Récemment, des chercheurs ont découvert que certaines cellules de notre système immunitaire – les cellules dendritiques – sont souvent abusées ou supprimées à proximité des tumeurs. Les cellules affaiblies ne peuvent plus nous protéger. Notre réponse aux traitements diminue et le risque de récidive après une radiothérapie ou une chimiothérapie augmente.
L'équipe de Laoui a découvert que les tumeurs chez les souris et les humains contiennent des cellules dendritiques aux propriétés différentes. Certains favorisent la croissance tumorale, tandis que d'autres peuvent simplement déclencher une réponse immunitaire. "Nous essayons de purifier ces dernières cellules de la tumeur et de les utiliser comme une sorte de vaccin personnel."
L'équipe a déjà mené des expériences sur des souris. «Nous avons injecté un vaccin fabriqué à partir de cellules dendritiques de souris atteintes de tumeurs à des congénères sans tumeurs. Lorsque nous avons ensuite injecté une lignée cellulaire tumorale à ces souris saines, elles semblaient être protégées. Elles n'ont développé aucune tumeur ou des tumeurs beaucoup plus petites que les souris témoins auxquelles nous avons injecté la tumeur mais pas le vaccin. Ces résultats sont prometteurs :ils suggèrent que les cellules peuvent protéger les souris contre la métastase des tumeurs et contre la récidive.'
Selon Laoui, la nouvelle thérapie personnalisée est meilleure que les traitements standard existants, qui ont de nombreux effets secondaires nocifs. « La chimiothérapie et la radiothérapie attaquent toutes les cellules, y compris les bonnes. L'un le fait avec des moyens chimiques, l'autre avec des radiations. Cela fragilise les patients. Dans notre thérapie cellulaire, nous aidons le système immunitaire à faire son travail. En conséquence, nous n'attaquons que les mauvaises cellules et reconstituons même les bonnes cellules. »
Aujourd'hui, il existe déjà des thérapies vaccinales qui utilisent des cellules dendritiques. Seulement, ils sont purifiés du sang et non de la tumeur. En conséquence, ils ne sont pas armés contre cela. « Ce n'est que si nous savons quel antigène distingue la cellule cancéreuse des cellules normales que nous pouvons activer les cellules dendritiques du sang. Notre thérapie est plus large. Après tout, cela fonctionne aussi pour les tumeurs dont l'antigène est inconnu. Je soupçonne qu'à l'avenir, notre traitement sera combiné avec des thérapies existantes. »
Laoui veut traduire la nouvelle thérapie du laboratoire à la clinique le plus rapidement possible. Elle espère pouvoir démarrer des études cliniques d'ici 2 à 3 ans. «Chez l'homme, l'objectif est de prélever des cellules dendritiques d'une tumeur enlevée chirurgicalement et de les réinjecter au patient. Parce que la tumeur a disparu, les cellules peuvent maintenant fonctionner et empêcher le patient de développer des métastases ou de rechuter. »
Les études dureront au moins 5 à 10 ans, le temps nécessaire pour étudier les métastases chez les patients traités. "Nous rêvons que notre nouvelle thérapie personnalisée sauvera des vies d'ici 15 ans et que les patients subiront beaucoup moins d'effets secondaires avec notre traitement."
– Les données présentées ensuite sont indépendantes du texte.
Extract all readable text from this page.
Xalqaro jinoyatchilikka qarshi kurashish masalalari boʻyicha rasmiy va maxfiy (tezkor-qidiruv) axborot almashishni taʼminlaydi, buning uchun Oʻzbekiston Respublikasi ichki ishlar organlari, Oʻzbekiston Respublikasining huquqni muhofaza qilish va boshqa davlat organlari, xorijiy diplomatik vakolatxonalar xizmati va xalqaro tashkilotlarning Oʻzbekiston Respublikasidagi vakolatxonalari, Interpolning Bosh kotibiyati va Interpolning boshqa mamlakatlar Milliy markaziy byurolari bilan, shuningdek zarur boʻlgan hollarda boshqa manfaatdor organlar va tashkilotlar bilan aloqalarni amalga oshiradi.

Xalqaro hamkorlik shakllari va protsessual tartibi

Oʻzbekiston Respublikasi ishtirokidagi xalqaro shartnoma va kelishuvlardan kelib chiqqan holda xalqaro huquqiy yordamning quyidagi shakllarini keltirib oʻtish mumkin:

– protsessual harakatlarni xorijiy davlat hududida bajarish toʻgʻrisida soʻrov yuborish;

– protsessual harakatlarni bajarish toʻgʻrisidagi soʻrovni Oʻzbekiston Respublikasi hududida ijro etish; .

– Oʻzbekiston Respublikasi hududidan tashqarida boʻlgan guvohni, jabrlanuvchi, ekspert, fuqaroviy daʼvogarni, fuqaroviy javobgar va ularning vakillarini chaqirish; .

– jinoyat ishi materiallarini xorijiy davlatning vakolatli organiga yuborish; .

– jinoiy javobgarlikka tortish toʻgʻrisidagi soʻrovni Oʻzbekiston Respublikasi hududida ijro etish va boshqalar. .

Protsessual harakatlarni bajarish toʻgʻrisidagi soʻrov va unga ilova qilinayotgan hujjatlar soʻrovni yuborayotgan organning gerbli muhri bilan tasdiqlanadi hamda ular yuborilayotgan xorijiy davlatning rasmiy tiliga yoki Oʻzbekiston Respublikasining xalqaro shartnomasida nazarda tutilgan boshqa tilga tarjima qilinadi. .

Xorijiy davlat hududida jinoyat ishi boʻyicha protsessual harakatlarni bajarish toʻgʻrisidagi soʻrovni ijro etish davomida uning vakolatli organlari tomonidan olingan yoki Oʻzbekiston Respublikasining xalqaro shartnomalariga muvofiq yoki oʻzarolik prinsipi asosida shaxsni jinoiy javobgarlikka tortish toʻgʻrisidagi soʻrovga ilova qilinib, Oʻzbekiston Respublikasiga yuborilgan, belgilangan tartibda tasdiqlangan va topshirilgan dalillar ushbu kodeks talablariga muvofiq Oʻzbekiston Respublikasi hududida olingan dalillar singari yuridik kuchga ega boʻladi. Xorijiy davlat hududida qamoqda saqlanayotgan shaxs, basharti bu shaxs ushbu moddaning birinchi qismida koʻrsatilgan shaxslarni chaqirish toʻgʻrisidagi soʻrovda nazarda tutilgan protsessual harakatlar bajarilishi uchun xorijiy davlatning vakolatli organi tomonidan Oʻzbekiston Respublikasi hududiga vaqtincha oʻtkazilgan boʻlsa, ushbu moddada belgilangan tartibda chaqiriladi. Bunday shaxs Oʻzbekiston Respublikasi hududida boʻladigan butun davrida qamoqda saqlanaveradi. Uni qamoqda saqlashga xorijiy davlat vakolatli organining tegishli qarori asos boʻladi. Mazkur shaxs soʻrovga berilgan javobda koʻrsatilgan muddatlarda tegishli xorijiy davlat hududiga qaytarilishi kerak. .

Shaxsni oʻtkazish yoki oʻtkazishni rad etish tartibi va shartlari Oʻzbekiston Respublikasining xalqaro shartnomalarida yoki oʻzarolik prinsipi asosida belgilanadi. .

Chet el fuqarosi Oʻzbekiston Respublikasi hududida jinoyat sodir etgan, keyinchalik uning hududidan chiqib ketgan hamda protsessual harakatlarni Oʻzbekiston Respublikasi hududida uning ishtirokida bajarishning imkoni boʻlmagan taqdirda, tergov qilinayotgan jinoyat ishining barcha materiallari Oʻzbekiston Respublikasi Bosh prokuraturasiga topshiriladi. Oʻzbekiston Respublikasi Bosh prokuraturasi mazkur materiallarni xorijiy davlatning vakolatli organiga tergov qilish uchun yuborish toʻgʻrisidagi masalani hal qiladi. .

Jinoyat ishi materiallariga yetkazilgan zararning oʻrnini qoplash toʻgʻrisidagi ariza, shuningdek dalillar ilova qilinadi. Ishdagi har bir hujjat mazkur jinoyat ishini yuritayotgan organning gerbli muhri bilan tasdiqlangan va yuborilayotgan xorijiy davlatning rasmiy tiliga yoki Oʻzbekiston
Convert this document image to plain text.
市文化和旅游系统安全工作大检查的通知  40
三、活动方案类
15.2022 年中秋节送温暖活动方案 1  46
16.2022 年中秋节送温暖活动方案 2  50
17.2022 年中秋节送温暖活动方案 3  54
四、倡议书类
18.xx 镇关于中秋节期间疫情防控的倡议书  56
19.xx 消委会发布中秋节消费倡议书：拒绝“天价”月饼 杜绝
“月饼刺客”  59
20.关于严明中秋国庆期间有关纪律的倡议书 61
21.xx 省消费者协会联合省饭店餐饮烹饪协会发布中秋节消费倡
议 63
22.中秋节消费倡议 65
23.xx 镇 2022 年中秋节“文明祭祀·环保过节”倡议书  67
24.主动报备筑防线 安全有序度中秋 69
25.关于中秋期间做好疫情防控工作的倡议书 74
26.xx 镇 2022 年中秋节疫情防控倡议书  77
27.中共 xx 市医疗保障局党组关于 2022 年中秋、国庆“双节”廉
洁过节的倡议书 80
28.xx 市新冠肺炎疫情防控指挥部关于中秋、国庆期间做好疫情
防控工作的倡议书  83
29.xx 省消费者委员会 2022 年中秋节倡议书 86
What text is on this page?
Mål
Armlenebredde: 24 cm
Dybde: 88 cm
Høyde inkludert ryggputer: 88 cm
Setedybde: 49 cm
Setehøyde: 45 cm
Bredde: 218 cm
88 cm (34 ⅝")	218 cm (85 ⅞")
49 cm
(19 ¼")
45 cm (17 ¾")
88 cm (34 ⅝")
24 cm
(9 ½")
Damya Laoui (1985) a étudié les sciences de la bio-ingénierie à l'Université libre de Bruxelles. Après son doctorat à la VUB, elle a obtenu un post-doctorat à l'école polytechnique de Lausanne. En 2016, elle devient chef d'équipe immunologie des tumeurs au VIB-VUB. Un an plus tard, le magazine MIT Technology Review l'a choisie comme l'une de ses 35 "innovatrices de moins de 35 ans". Cette année, elle est devenue membre de la Young Academy.